Some of the key issues where commitment to the cause of Bihar by the elected representatives would have made a difference merit attention. 

Incentivising investment is a must

While liberalisation of the ‘90s spurred domestic and external investment which accelerated India’s growth, states such as Bihar remained left off. Its  landlocked geography, poor infrastructure and poor governance environment were obvious handicaps. In view of its poor fiscal base and overwhelming dependence on Centre for its budgetary needs, Bihar demanded Special Category Status from the Centre, even through unanimous resolutions in the State Assembly. This would incentivise investment. But the Centre has not found it possible as Bihar doesn’t fulfil the criteria of having hilly terrain, low population density and sizeable tribal population to qualify for such a status. Bihar may not fulfil these criteria, yet it is poorer than the hill states. The stated national objective of ‘balanced regional development’ remains largely on paper. If all the 40 MPs from Bihar are determined on this issue irrespective of party affiliations, Government of India will have to find a way to incentivise investment by way of Special Category status or otherwise.

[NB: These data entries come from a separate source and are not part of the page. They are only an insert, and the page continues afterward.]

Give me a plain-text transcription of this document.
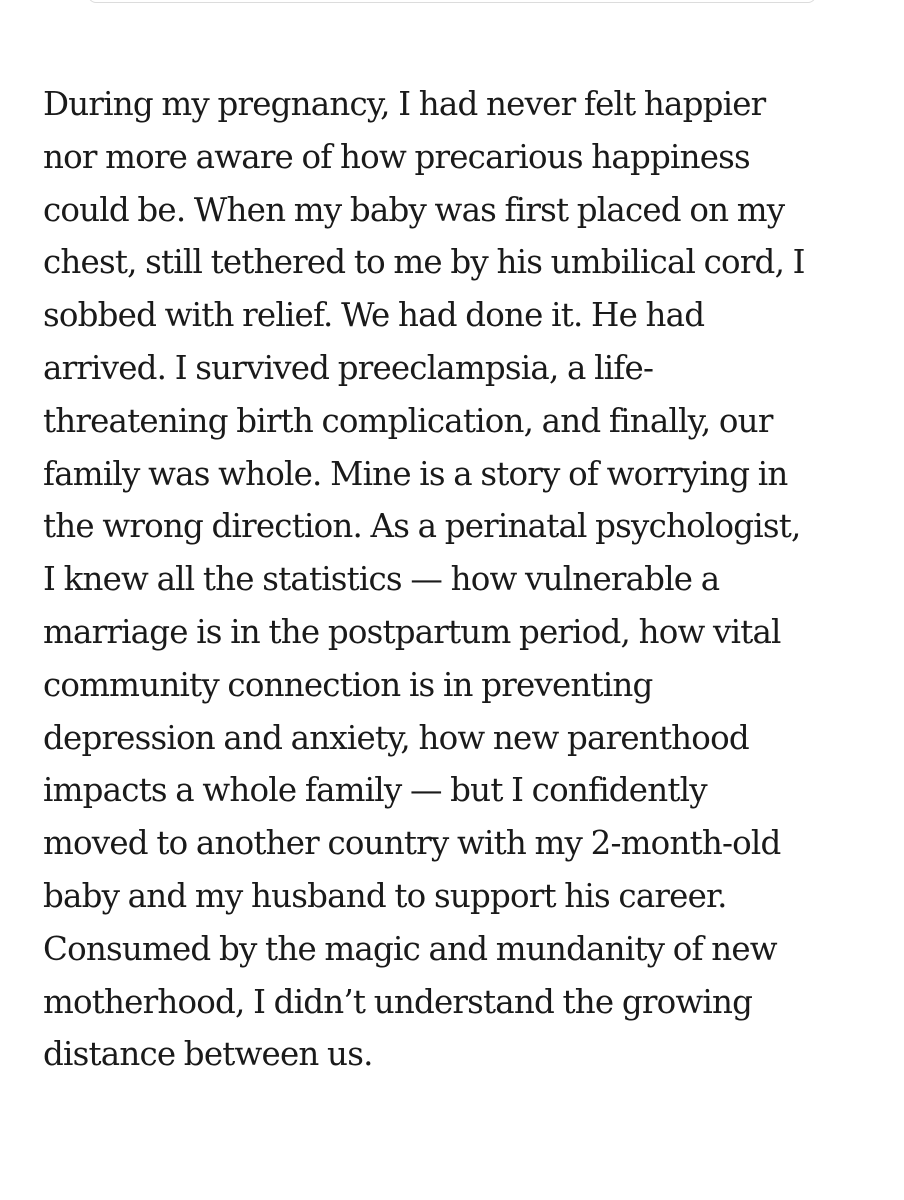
During my pregnancy, I had never felt happier
nor more aware of how precarious happiness
could be. When my baby was first placed on my
chest, still tethered to me by his umbilical cord, I
sobbed with relief. We had done it. He had
arrived. I survived preeclampsia, a life-
threatening birth complication, and finally, our
family was whole. Mine is a story of worrying in
the wrong direction. As a perinatal psychologist,
I knew all the statistics — how vulnerable a
marriage is in the postpartum period, how vital
community connection is in preventing
depression and anxiety, how new parenthood
impacts a whole family — but I confidently
moved to another country with my 2-month-old
baby and my husband to support his career.
Consumed by the magic and mundanity of new
motherhood, I didn’t understand the growing
distance between us.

Human Resource Development requires top priority 

Bihar has the highest population density of 1102 per square kilometres ( in 2019) which is around  three times the average India’s density. And its rate of population growth is highest in the country at 18.16% during 2011-21 as against India’s 12.56%. Therefore, Human Resource development sectors of education, health and skills ought to be the highest priority. While there has been good progress in matters of roads ( third position in India after Kerala and West Bengal) and electricity ( almost universal like many other states), provisioning for health such as beds and medical professionals per lakh of population is amongst the worst in India. While infrastructure for education has improved, quality improvement measures cry for attention. Institutions such as Patna College, PatnaScience College, Patna Medical college Hospital which were among the best in India during British period, have suffered decadence. Bihar faces substantial migration of students and patients along with labour. 

Governance environment needs to improve 

Development and investment would also be deterred by adverse governance environment. Bihar witnesses on average, nine murders a day and the criminal justice administration would take years, at times decades to bring culprits to book if at all. 

Political reforms therefore to elect right representatives will lead to right policy priorities and implementation environment .It would make a tremendous difference if political parties, voluntarily or compelled by law, avoid fielding candidates with criminal antecedents. 

But in a democracy, the behaviour of the MLA or MP will be influenced by expectations of reward or punishment from the voters. If voters’ behaviour is not determined by ‘development’ but other issues such as caste, religion or emotional subjects, growth will take a back seat. It is again a chicken and egg story. 

But as Verse 21 of chapter 3 Of  Bhagavad Gita says:

“yadyadaacharati shreshthastattadevetaro janaha |

sa yatpramaanam kurute lokastadanuvartate || 

Whatever a leader does, so do other people. Whatever standard he sets, others follow.”

Obviously, the quality score of elected leaders has to improve if development and income grades of Bihar are to improve.